21. The other function of the legislature is oversight of the other arms of government. Section 88 mandates the National Assembly to investigate the conduct of affairs of any person, authority, ministry or government department charged or intended to be charged with the duty of or responsibility for
i) Executing or administering laws enacted by the National Assembly or
ii) Disbursing or administering moneys appropriated or to be appropriated by the National Assembly
The main object of investigation according to sub section 2 (a) and (b) of Section 88 is for law reform and to expose corruption, inefficiency or waste in the execution or administration of laws or administration or disbursement of public funds. Similar provision is made in Section 128 of the constitution for legislatures at the sub-national levels.
22. Another critical role of the Legislature is the provision of adequate funding for Anti Corruption Agencies through appropriation. Unfortunately efforts to exercise this function by the legislature is often misconstrued by the executive arm and even some members of the public. Yet without adequate funding the anti corruption agencies can not execute their functions satisfactorily. I wish to call on the other arms of government and indeed the general public to corroborate with us in the exercise of this mandate .
23.It is in exercise of this mandate that the House of Representatives and indeed the National Assembly has been carrying out oversight of government agencies and series of investigations or probes over allegations of corruption and corrupt practices. As you are all aware, the legislature has over the years exposed several cases of corruption.

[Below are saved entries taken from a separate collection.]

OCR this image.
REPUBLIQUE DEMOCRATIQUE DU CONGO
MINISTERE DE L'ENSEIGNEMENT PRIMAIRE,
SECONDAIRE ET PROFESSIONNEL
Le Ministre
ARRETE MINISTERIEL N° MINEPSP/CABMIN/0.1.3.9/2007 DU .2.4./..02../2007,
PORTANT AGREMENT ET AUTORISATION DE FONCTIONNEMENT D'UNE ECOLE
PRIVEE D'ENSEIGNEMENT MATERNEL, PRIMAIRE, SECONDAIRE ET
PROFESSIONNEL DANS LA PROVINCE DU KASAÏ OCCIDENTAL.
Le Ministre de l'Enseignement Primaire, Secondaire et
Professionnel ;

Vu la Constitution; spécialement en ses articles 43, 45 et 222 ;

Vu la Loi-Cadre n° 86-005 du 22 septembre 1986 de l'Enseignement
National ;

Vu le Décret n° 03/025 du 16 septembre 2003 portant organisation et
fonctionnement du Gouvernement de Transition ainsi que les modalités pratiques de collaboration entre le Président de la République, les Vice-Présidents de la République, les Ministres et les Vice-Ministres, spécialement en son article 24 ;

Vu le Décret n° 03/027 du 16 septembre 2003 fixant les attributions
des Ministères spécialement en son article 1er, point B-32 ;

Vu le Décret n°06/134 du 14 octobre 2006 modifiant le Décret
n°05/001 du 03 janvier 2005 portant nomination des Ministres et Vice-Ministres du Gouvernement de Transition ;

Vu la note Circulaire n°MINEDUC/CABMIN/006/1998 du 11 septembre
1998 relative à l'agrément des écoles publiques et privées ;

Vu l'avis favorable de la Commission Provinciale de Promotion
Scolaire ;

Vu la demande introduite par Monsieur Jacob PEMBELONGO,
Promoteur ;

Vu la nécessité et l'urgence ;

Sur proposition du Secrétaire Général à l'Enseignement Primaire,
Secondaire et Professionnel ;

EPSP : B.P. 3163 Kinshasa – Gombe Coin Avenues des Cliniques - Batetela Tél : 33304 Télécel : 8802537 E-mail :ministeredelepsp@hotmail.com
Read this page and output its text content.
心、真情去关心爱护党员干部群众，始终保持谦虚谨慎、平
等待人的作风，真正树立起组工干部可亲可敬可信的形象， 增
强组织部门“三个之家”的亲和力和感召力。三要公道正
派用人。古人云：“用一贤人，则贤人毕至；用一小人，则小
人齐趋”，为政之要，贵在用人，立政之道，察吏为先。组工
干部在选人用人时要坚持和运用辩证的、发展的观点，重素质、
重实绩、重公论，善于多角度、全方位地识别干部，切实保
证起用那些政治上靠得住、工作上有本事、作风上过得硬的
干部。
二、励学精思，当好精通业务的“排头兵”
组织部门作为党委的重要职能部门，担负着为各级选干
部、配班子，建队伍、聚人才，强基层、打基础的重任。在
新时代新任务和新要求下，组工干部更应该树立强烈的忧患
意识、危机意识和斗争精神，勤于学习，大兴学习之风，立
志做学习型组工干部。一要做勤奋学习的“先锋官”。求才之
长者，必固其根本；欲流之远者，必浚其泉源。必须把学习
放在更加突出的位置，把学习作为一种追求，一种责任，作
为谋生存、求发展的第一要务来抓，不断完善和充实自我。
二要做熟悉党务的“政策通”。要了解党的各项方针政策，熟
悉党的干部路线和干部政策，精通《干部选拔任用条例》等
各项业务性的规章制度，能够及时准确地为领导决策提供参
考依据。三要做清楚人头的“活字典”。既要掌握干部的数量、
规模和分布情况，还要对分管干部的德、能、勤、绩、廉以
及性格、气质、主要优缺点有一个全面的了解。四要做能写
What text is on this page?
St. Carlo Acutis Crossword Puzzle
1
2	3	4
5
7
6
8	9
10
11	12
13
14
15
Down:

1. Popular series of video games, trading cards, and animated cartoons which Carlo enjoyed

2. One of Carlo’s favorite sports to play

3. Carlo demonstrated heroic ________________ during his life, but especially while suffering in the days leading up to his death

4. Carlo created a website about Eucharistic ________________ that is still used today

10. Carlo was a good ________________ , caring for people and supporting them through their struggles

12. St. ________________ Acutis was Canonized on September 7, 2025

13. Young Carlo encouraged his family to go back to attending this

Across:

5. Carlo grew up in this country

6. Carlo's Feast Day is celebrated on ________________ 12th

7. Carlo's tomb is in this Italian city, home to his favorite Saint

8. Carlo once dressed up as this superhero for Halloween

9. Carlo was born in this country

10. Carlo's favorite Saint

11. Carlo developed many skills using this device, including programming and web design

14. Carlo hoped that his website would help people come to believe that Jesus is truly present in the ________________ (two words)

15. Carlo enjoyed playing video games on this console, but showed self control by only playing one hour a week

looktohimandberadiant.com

24. It is important for me to stress once again at this stage that the mandate of the legislature is to expose corruption. It does not have further mandate to prosecute. That mandate of prosecution lies with the Executive and Judiciary. I have heard public comments to the effect that the public is tired of investigation by the legislature since the people indicted in their findings are never prosecuted and sanctioned.
25. Let me reiterate that the Legislature will not abdicate its responsibilities on the account of inaction or negligence of another arm of government. If nothing else we will at least continue to name and shame. As noted earlier, the war against corruption is the responsibility of all and I call on the citizens of this great nation to rise in the exercise of their constitutional power to insist on the prosecution and sanctioning of persons indicted by the Legislature or by any agency whether public or private concerned in the fight against corruption.
26. In the exercise of the mandate of oversight the legislature is able to audit both pre and post expenditure of agencies of government and to give appropriate direction on the administration and disbursement of funds and execution of programs and projects under the Appropriation Act. Indeed the Public Accounts Committee of both the House and Senate has the specific mandate to review the disbursement and administration of public funds by ministries, Departments and Agencies.
27. As representatives of the people, Legislators will continue to be for all Nigerians their eyes to see, ears to hear and mouth to speak out against corruption anywhere and at anytime it rears its ugly head.
28. The task may appear daunting but I wish to assure that wit will, zeal, passion and determination we shall eventually overcome this hydraheaded dragon. Only let us be single minded that it’s a task that must be done in order to preserve the country for posterity.
Thank you all for your attention and God bless Nigeria.
*Tambuwal, speaker, House of Representatives (Nigeria) presented the address at the 2013 International Anti-corruption Day organised by the Nigerian Bar Association (NBA), Sheraton Hotel and Towers, Abuja.